The patients who underwent genetic testing received good counseling, consent documentation, and a discussion of results. “But there were low rates of referral for both counseling and testing for those who would actually benefit from it,” she said.

Family History Defines Proper Treatment

“This is a multifaceted issue and this is the first national program to help practices improve,” said Nicholas Vogelzang, MD, chair of the ASCO Cancer Communications Committee and medical director at the US Oncology Comprehensive Cancer Centers of Nevada.

Dr. Vogelzang, who moderated the press briefing and who was not involved in the study, noted that taking a good family history “is fairly laborious” and can take up to an hour to complete. This is impractical for most community oncology practices; it is hoped that the process can be expedited with the Internet.

“It is surprising how little people know about their families,” he said. It is estimated that among patients with prostate, colon, and breast cancer, about 30% are at risk for genetically transmitted disease, he explained.

In the discussion that followed Dr. Wood’s presentation, Dr. Vogelzang emphasized the practical benefits of taking a family history. He illustrated his point with the case of one of his patients — a 48-year old man with metastatic prostate cancer who was not responding well to standard treatment.
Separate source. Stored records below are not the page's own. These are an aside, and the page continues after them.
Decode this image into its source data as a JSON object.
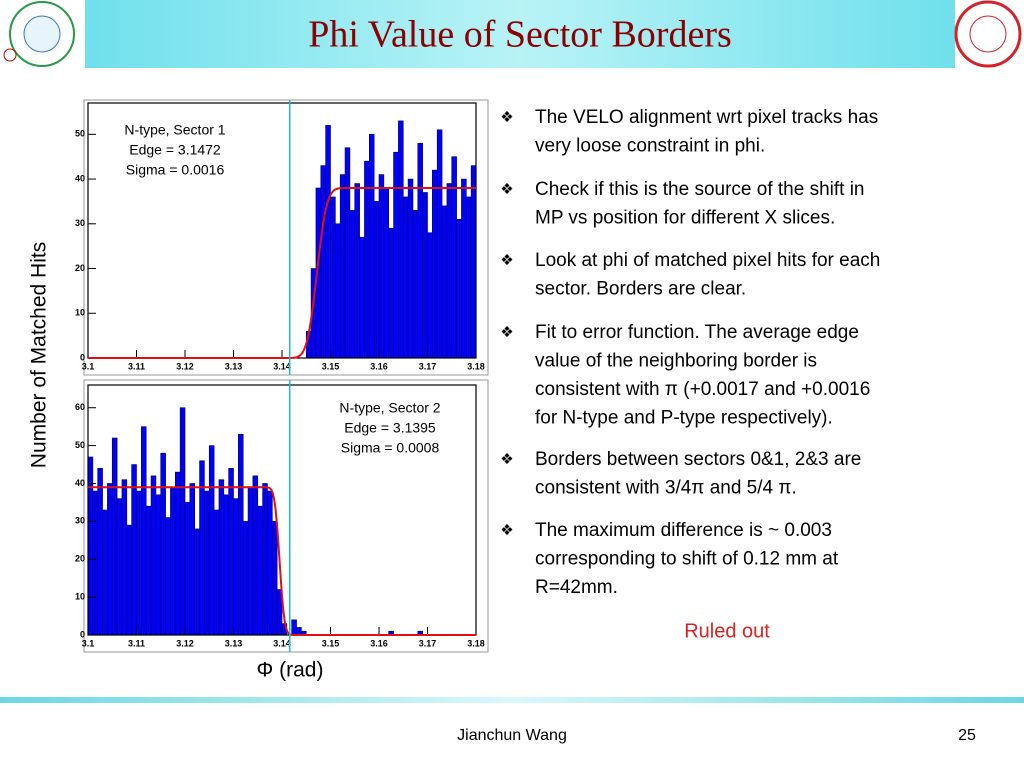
{
  "header": {
    "title": "Phi Value of Sector Borders"
  },
  "axis_labels": {
    "y": "Number of Matched Hits",
    "x": "Φ (rad)"
  },
  "chart_data": [
    {
      "type": "histogram",
      "color": "#0000ff",
      "xlim": [
        3.1,
        3.18
      ],
      "ylim": [
        0,
        57
      ],
      "xticks": [
        3.1,
        3.11,
        3.12,
        3.13,
        3.14,
        3.15,
        3.16,
        3.17,
        3.18
      ],
      "yticks": [
        0,
        10,
        20,
        30,
        40,
        50
      ],
      "bins": [
        3.1,
        3.101,
        3.102,
        3.103,
        3.104,
        3.105,
        3.106,
        3.107,
        3.108,
        3.109,
        3.11,
        3.111,
        3.112,
        3.113,
        3.114,
        3.115,
        3.116,
        3.117,
        3.118,
        3.119,
        3.12,
        3.121,
        3.122,
        3.123,
        3.124,
        3.125,
        3.126,
        3.127,
        3.128,
        3.129,
        3.13,
        3.131,
        3.132,
        3.133,
        3.134,
        3.135,
        3.136,
        3.137,
        3.138,
        3.139,
        3.14,
        3.141,
        3.142,
        3.143,
        3.144,
        3.145,
        3.146,
        3.147,
        3.148,
        3.149,
        3.15,
        3.151,
        3.152,
        3.153,
        3.154,
        3.155,
        3.156,
        3.157,
        3.158,
        3.159,
        3.16,
        3.161,
        3.162,
        3.163,
        3.164,
        3.165,
        3.166,
        3.167,
        3.168,
        3.169,
        3.17,
        3.171,
        3.172,
        3.173,
        3.174,
        3.175,
        3.176,
        3.177,
        3.178,
        3.179,
        3.18
      ],
      "values": [
        0,
        0,
        0,
        0,
        0,
        0,
        0,
        0,
        0,
        0,
        0,
        0,
        0,
        0,
        0,
        0,
        0,
        0,
        0,
        0,
        0,
        0,
        0,
        0,
        0,
        0,
        0,
        0,
        0,
        0,
        0,
        0,
        0,
        0,
        0,
        0,
        0,
        0,
        0,
        0,
        0,
        0,
        0,
        0,
        0,
        6,
        20,
        38,
        43,
        52,
        36,
        30,
        41,
        47,
        33,
        39,
        27,
        44,
        50,
        35,
        41,
        38,
        29,
        46,
        53,
        36,
        40,
        33,
        48,
        37,
        28,
        42,
        51,
        34,
        39,
        45,
        31,
        40,
        36,
        43
      ],
      "annotation": [
        "N-type, Sector 1",
        "Edge = 3.1472",
        "Sigma = 0.0016"
      ],
      "fit": {
        "level": 38,
        "edge": 3.1472,
        "sigma": 0.0016,
        "direction": "rising",
        "color": "#e01010"
      },
      "reference_x": 3.1416
    },
    {
      "type": "histogram",
      "color": "#0000ff",
      "xlim": [
        3.1,
        3.18
      ],
      "ylim": [
        0,
        66
      ],
      "xticks": [
        3.1,
        3.11,
        3.12,
        3.13,
        3.14,
        3.15,
        3.16,
        3.17,
        3.18
      ],
      "yticks": [
        0,
        10,
        20,
        30,
        40,
        50,
        60
      ],
      "bins": [
        3.1,
        3.101,
        3.102,
        3.103,
        3.104,
        3.105,
        3.106,
        3.107,
        3.108,
        3.109,
        3.11,
        3.111,
        3.112,
        3.113,
        3.114,
        3.115,
        3.116,
        3.117,
        3.118,
        3.119,
        3.12,
        3.121,
        3.122,
        3.123,
        3.124,
        3.125,
        3.126,
        3.127,
        3.128,
        3.129,
        3.13,
        3.131,
        3.132,
        3.133,
        3.134,
        3.135,
        3.136,
        3.137,
        3.138,
        3.139,
        3.14,
        3.141,
        3.142,
        3.143,
        3.144,
        3.145,
        3.146,
        3.147,
        3.148,
        3.149,
        3.15,
        3.151,
        3.152,
        3.153,
        3.154,
        3.155,
        3.156,
        3.157,
        3.158,
        3.159,
        3.16,
        3.161,
        3.162,
        3.163,
        3.164,
        3.165,
        3.166,
        3.167,
        3.168,
        3.169,
        3.17,
        3.171,
        3.172,
        3.173,
        3.174,
        3.175,
        3.176,
        3.177,
        3.178,
        3.179,
        3.18
      ],
      "values": [
        47,
        38,
        44,
        33,
        40,
        52,
        36,
        41,
        29,
        45,
        38,
        55,
        34,
        42,
        37,
        48,
        31,
        39,
        43,
        60,
        35,
        40,
        28,
        46,
        38,
        50,
        33,
        41,
        37,
        44,
        36,
        53,
        30,
        39,
        42,
        34,
        40,
        38,
        30,
        12,
        3,
        0,
        4,
        2,
        1,
        0,
        0,
        0,
        0,
        0,
        0,
        0,
        0,
        0,
        0,
        0,
        0,
        0,
        0,
        0,
        0,
        0,
        1,
        0,
        0,
        0,
        0,
        0,
        1,
        0,
        0,
        0,
        0,
        0,
        0,
        0,
        0,
        0,
        0,
        0
      ],
      "annotation": [
        "N-type, Sector 2",
        "Edge = 3.1395",
        "Sigma = 0.0008"
      ],
      "fit": {
        "level": 39,
        "edge": 3.1395,
        "sigma": 0.0008,
        "direction": "falling",
        "color": "#e01010"
      },
      "reference_x": 3.1416
    }
  ],
  "bullets": [
    [
      "The VELO alignment wrt pixel tracks has",
      "very loose constraint in phi."
    ],
    [
      "Check if this is the source of the shift in",
      "MP vs position for different X slices."
    ],
    [
      "Look at phi of matched pixel hits for each",
      "sector. Borders are clear."
    ],
    [
      "Fit to error function. The average edge",
      "value of the neighboring border is",
      "consistent with π (+0.0017 and +0.0016",
      "for N-type and P-type respectively)."
    ],
    [
      "Borders between sectors 0&1, 2&3 are",
      "consistent with 3/4π and 5/4 π."
    ],
    [
      "The maximum difference is ~ 0.003",
      "corresponding to shift of 0.12 mm at",
      "R=42mm."
    ]
  ],
  "conclusion": "Ruled out",
  "footer": {
    "author": "Jianchun Wang",
    "page": "25"
  }
}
After taking a thorough family history, it was revealed that his mother, sister, and aunt had all died of breast cancer.

Dr. Vogelzang said that the presentation of the man’s cancer suggested BRCA gene mutations; he had metastases in the liver and adrenals, but the cancer had not entered the skeletal system. The patient was treated with a breast cancer chemotherapy regimen and he responded beautifully.

Study Details

Previous studies have demonstrated low rates of family-history documentation and low referral rates for genetic counseling and testing, according to the researchers. The Quality Oncology Practice Initiative (QOPI) was developed by ASCO “to promote excellence in cancer care by helping practices create a culture of self-examination and improvement.” QOPI uses measurement, feedback, and improvement tools for hematology/oncology practices.

Last year, ASCO began testing new QOPI measures to evaluate the practice of family-history taking and referral for genetic counseling and testing in patients with breast cancer or colorectal cancer, explained Dr. Wood. They assessed the presence or absence of cancer in first- and second-degree relatives, age at cancer diagnosis, referral for genetic testing and counseling, and outcomes of referral.
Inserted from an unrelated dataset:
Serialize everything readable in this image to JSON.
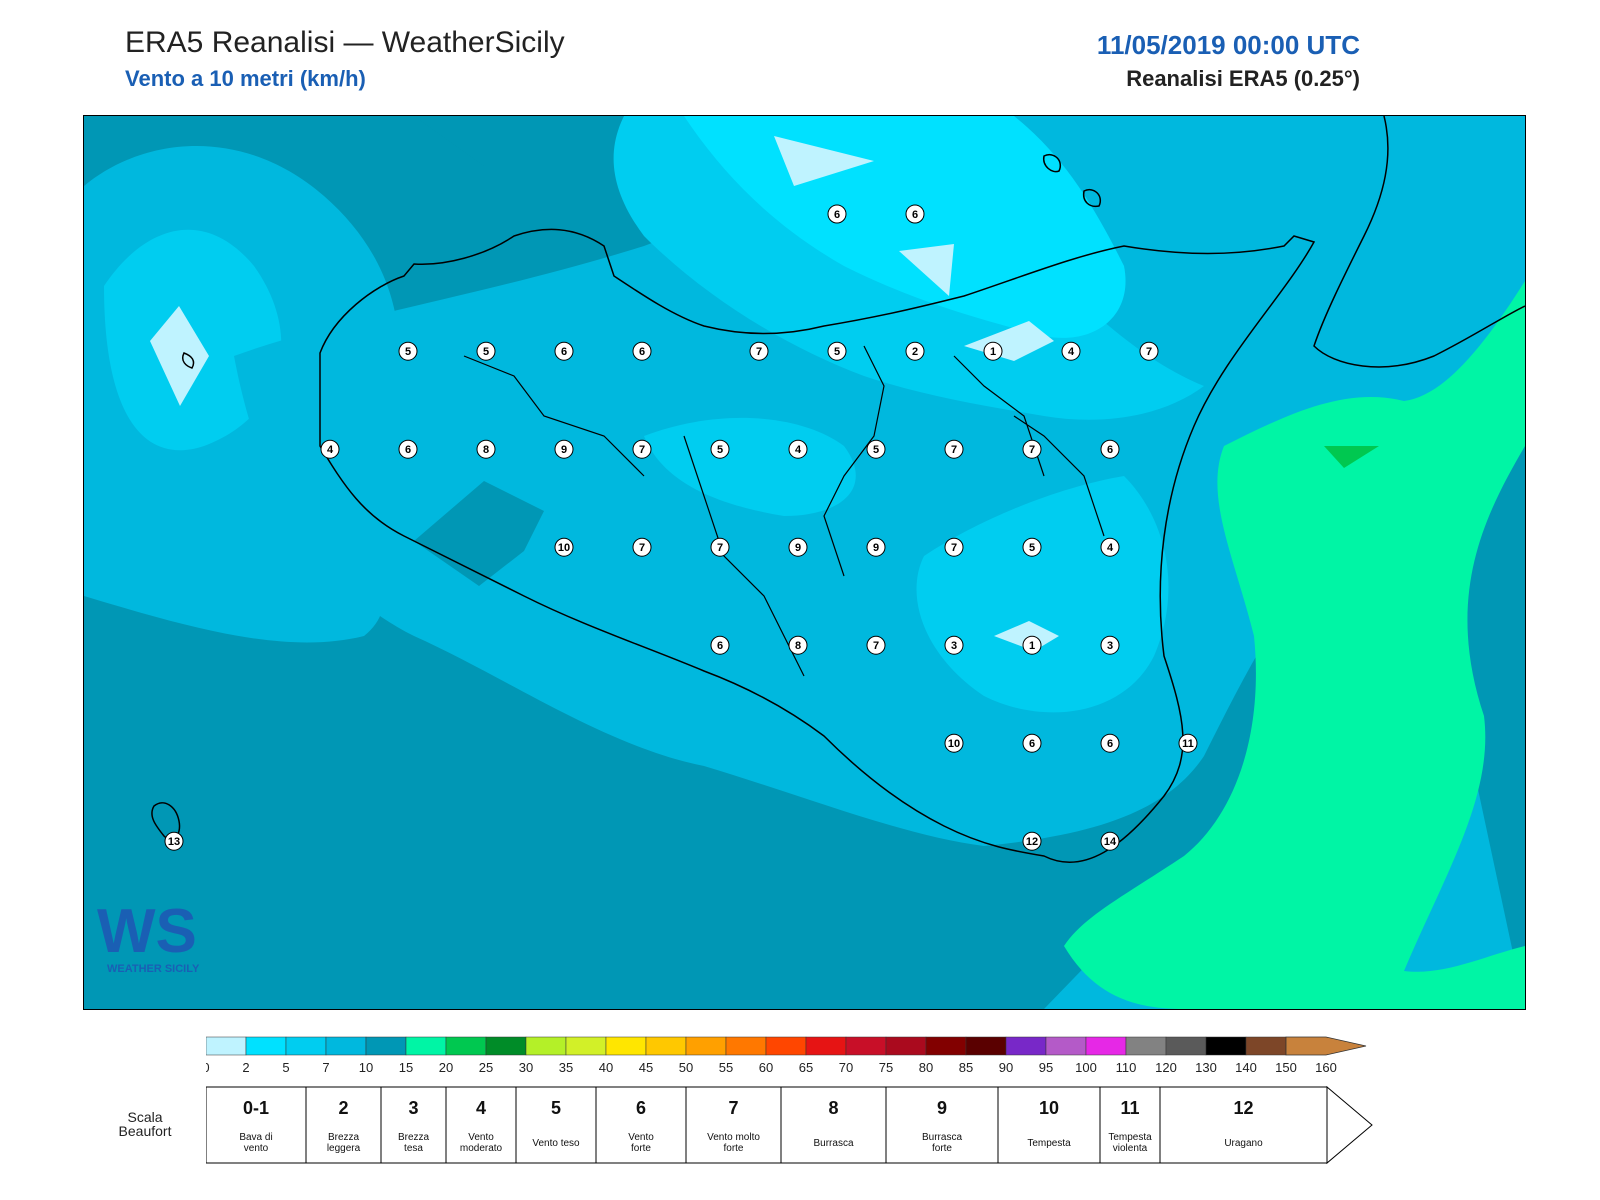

“Our group developed pilot test questions for breast cancer and color cancer patients” using “expert consensus and participation from ASCO prevention and quality committees,” she noted.

In September and October 2011, Dr. Wood and colleagues evaluated these measures in 272 practices (6569 patients with breast cancer and 3897 with colorectal cancer). In the charts of these patients, 77.4% documented the presence or absence of cancer in first-degree relatives (breast cancer in 81.2% and colorectal cancer in 77.4%; P = < .001).
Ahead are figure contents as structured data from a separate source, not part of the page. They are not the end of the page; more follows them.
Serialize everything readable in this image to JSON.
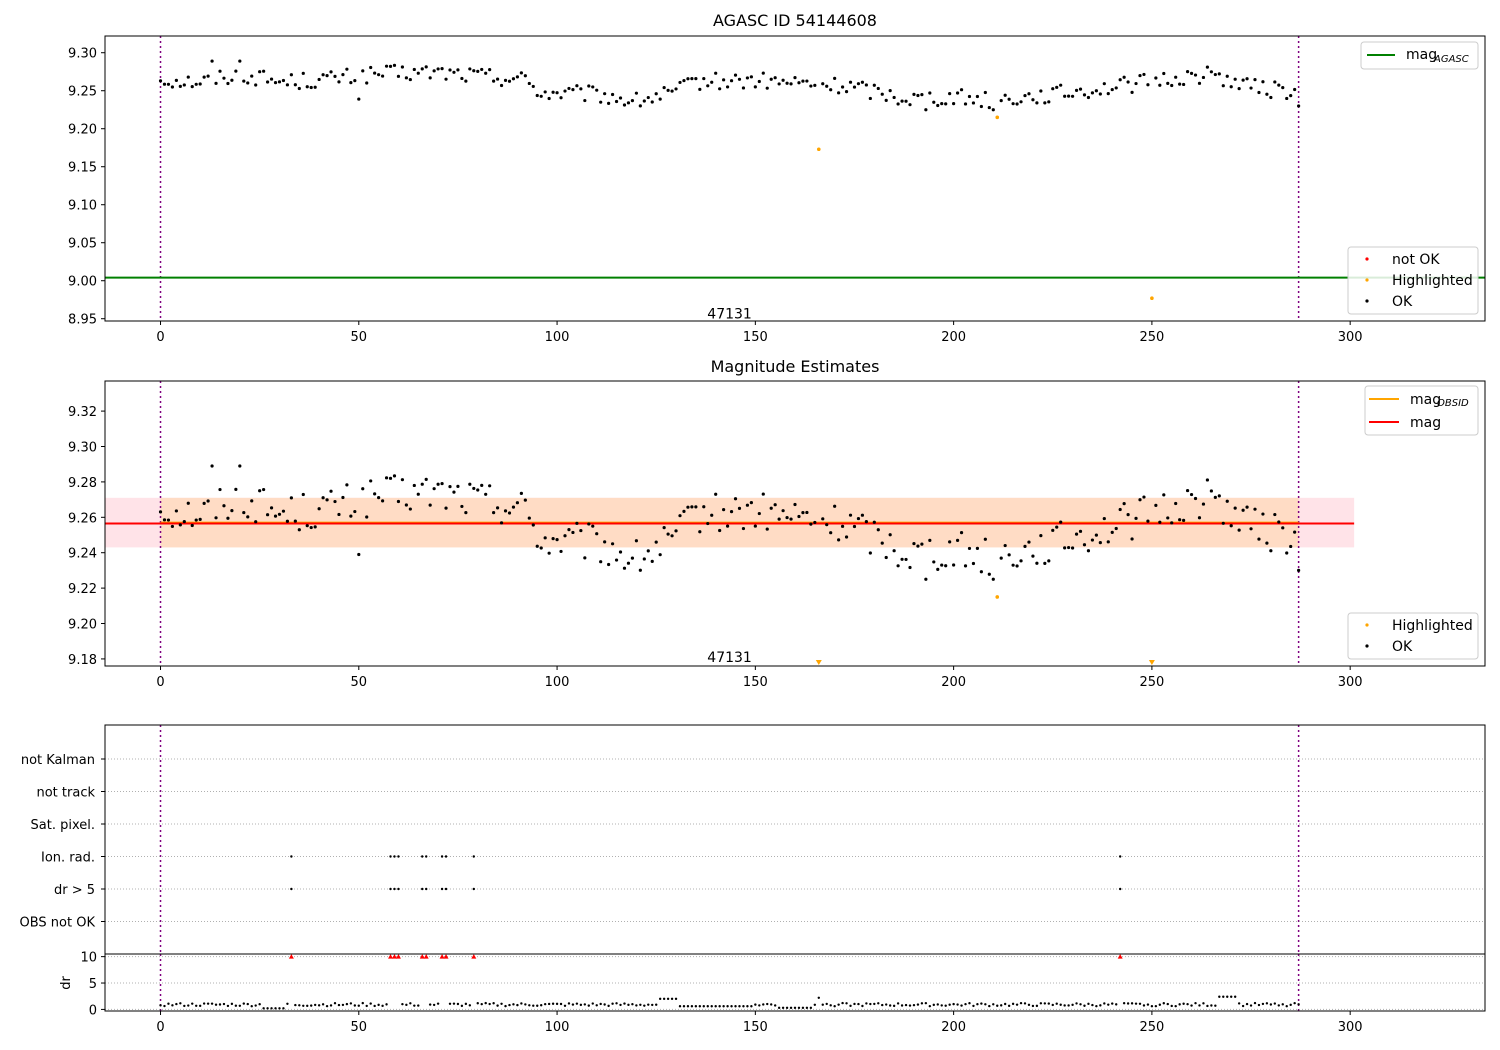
{
  "chart_data": [
    {
      "type": "scatter",
      "title": "AGASC ID 54144608",
      "xlim": [
        -14,
        334
      ],
      "ylim": [
        8.947,
        9.322
      ],
      "xticks": [
        0,
        50,
        100,
        150,
        200,
        250,
        300
      ],
      "yticks": [
        8.95,
        9.0,
        9.05,
        9.1,
        9.15,
        9.2,
        9.25,
        9.3
      ],
      "vlines": [
        0,
        287
      ],
      "hline": {
        "name": "mag",
        "subscript": "AGASC",
        "y": 9.004,
        "color": "#008000"
      },
      "annotation": {
        "text": "47131",
        "x": 143.5,
        "y": 8.957
      },
      "legend_upper": [
        {
          "label": "mag",
          "subscript": "AGASC",
          "color": "#008000",
          "kind": "line"
        }
      ],
      "legend_lower": [
        {
          "label": "not OK",
          "color": "#ff0000",
          "kind": "point"
        },
        {
          "label": "Highlighted",
          "color": "#ffa500",
          "kind": "point"
        },
        {
          "label": "OK",
          "color": "#000000",
          "kind": "point"
        }
      ],
      "series": [
        {
          "name": "OK",
          "color": "#000000"
        },
        {
          "name": "Highlighted",
          "color": "#ffa500",
          "points": [
            [
              166,
              9.173
            ],
            [
              211,
              9.215
            ],
            [
              250,
              8.977
            ]
          ]
        }
      ]
    },
    {
      "type": "scatter",
      "title": "Magnitude Estimates",
      "xlim": [
        -14,
        334
      ],
      "ylim": [
        9.176,
        9.337
      ],
      "xticks": [
        0,
        50,
        100,
        150,
        200,
        250,
        300
      ],
      "yticks": [
        9.18,
        9.2,
        9.22,
        9.24,
        9.26,
        9.28,
        9.3,
        9.32
      ],
      "vlines": [
        0,
        287
      ],
      "band": {
        "x": [
          -14,
          301
        ],
        "y": [
          9.243,
          9.271
        ],
        "color": "#ffc0cb"
      },
      "band_inner": {
        "x": [
          0,
          287
        ],
        "y": [
          9.243,
          9.271
        ],
        "color": "#ffdab9"
      },
      "lines": [
        {
          "name": "mag",
          "subscript": "OBSID",
          "y": 9.257,
          "x": [
            0,
            287
          ],
          "color": "#ffa500"
        },
        {
          "name": "mag",
          "y": 9.2565,
          "x": [
            -14,
            301
          ],
          "color": "#ff0000"
        }
      ],
      "annotation": {
        "text": "47131",
        "x": 143.5,
        "y": 9.181
      },
      "legend_upper": [
        {
          "label": "mag",
          "subscript": "OBSID",
          "color": "#ffa500",
          "kind": "line"
        },
        {
          "label": "mag",
          "color": "#ff0000",
          "kind": "line"
        }
      ],
      "legend_lower": [
        {
          "label": "Highlighted",
          "color": "#ffa500",
          "kind": "point"
        },
        {
          "label": "OK",
          "color": "#000000",
          "kind": "point"
        }
      ],
      "series": [
        {
          "name": "OK",
          "color": "#000000"
        },
        {
          "name": "Highlighted",
          "color": "#ffa500",
          "points": [
            [
              211,
              9.215
            ]
          ],
          "off_axis_markers": [
            166,
            250
          ]
        }
      ]
    },
    {
      "type": "scatter",
      "title": "",
      "xlim": [
        -14,
        334
      ],
      "xticks": [
        0,
        50,
        100,
        150,
        200,
        250,
        300
      ],
      "vlines": [
        0,
        287
      ],
      "flag_rows": [
        "not Kalman",
        "not track",
        "Sat. pixel.",
        "Ion. rad.",
        "dr > 5",
        "OBS not OK"
      ],
      "flags": {
        "Ion. rad.": [
          33,
          58,
          59,
          60,
          66,
          67,
          71,
          72,
          79,
          242
        ],
        "dr > 5": [
          33,
          58,
          59,
          60,
          66,
          67,
          71,
          72,
          79,
          242
        ]
      },
      "dr_panel": {
        "ylabel": "dr",
        "ylim": [
          -0.3,
          10.5
        ],
        "yticks": [
          0,
          5,
          10
        ],
        "clipped_markers": [
          33,
          58,
          59,
          60,
          66,
          67,
          71,
          72,
          79,
          242
        ]
      }
    }
  ],
  "colors": {
    "ok": "#000000",
    "not_ok": "#ff0000",
    "highlighted": "#ffa500",
    "agasc": "#008000",
    "vline": "#800080"
  }
}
In addition, 61.5% of the charts documented the presence or absence of cancer in second-degree relatives (breast cancer in 68.9% and colorectal cancer in 57.3%; P ≤ .001).

The age at cancer diagnosis was documented for all relatives with cancer in 30.7% of the charts, and referral for counseling and/or testing was documented in 22.1% of the charts (breast cancer in 29.1% and colorectal cancer in 19.6%; P ≤ .001).

For patients with hereditary risk, defined by selected risk guidelines, the charts of 52.2% of breast cancer patients but only 26.4% of colorectal cancer patients documented referral for genetic counseling and testing. When genetic testing was performed by the practice, consent was documented 77.7% of the time and discussion of the results was documented 78.8% of the time.

The authors have disclosed no relevant financial relationships.

2012 Annual Meeting of the American Society of Clinical Oncology: Abstract CRA1505. Presented June 4, 2012.